March 1 is CDP Theme Day and the theme is AGING.
This wonderful author is an elegant writer who began her career life as a nurse and THEN became a writer. At age 37 she published her first book for children. Ten years later she published her first book of short stories. At age 56 she published her first novel for adults, and at age 72 she was short-listed for the 2014 Giller Prize, the most prestigious prize for fiction given in Canada (worth $100,000 in November 2014).

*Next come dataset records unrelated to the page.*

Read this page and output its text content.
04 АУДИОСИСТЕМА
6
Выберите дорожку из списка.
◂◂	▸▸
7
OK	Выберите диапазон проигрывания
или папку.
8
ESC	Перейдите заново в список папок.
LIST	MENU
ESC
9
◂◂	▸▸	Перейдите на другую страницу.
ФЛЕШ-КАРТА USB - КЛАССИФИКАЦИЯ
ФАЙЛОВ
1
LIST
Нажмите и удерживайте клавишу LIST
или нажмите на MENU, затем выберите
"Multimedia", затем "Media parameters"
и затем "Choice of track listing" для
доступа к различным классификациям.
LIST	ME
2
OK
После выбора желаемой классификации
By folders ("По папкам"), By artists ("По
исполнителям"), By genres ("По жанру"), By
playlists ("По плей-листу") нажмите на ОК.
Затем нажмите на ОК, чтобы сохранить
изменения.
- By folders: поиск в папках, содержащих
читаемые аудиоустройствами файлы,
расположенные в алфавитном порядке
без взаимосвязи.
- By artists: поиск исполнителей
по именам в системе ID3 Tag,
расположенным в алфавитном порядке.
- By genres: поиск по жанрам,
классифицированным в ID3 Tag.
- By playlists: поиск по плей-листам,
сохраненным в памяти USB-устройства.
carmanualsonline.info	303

Book signing after she delivered her talk
I am privileged to be on the board of the East Gwillimbury Friends of the Library, a group that hosted Frances Itani at an author reading in November 2014. EG is NOT Toronto where an author reading might encourage an audience of 25 or so readers to attend. NO! We are in East Gwillimbury (in the boonies 45 minutes north of Toronto) where our author readings consistently boast an audience of 80 or 100 people...or more. I kid you not! Yep, people here READ!!
My favourite Itani book is Deafening - a deeply profound novel about what it was like to be the deaf wife of a Canadian soldier in WWI.
The book for which Itani came close to being winner of the Giller Prize, Tell, is about two small-town Ontario families facing loss at the end of WWI ( a sort-of followup to Deafening, although the books can certainly be read independently.)
As interested about her audience as we were about her
Remembering the Bones is a bit weird, I confess, but I did read it to the end. And once I got used to the idea that the protagonist was dying, I became curious about what might happen next.
One book I have not yet read, Requiem, is said by friends of mine to be her best, so it's on my must-read list.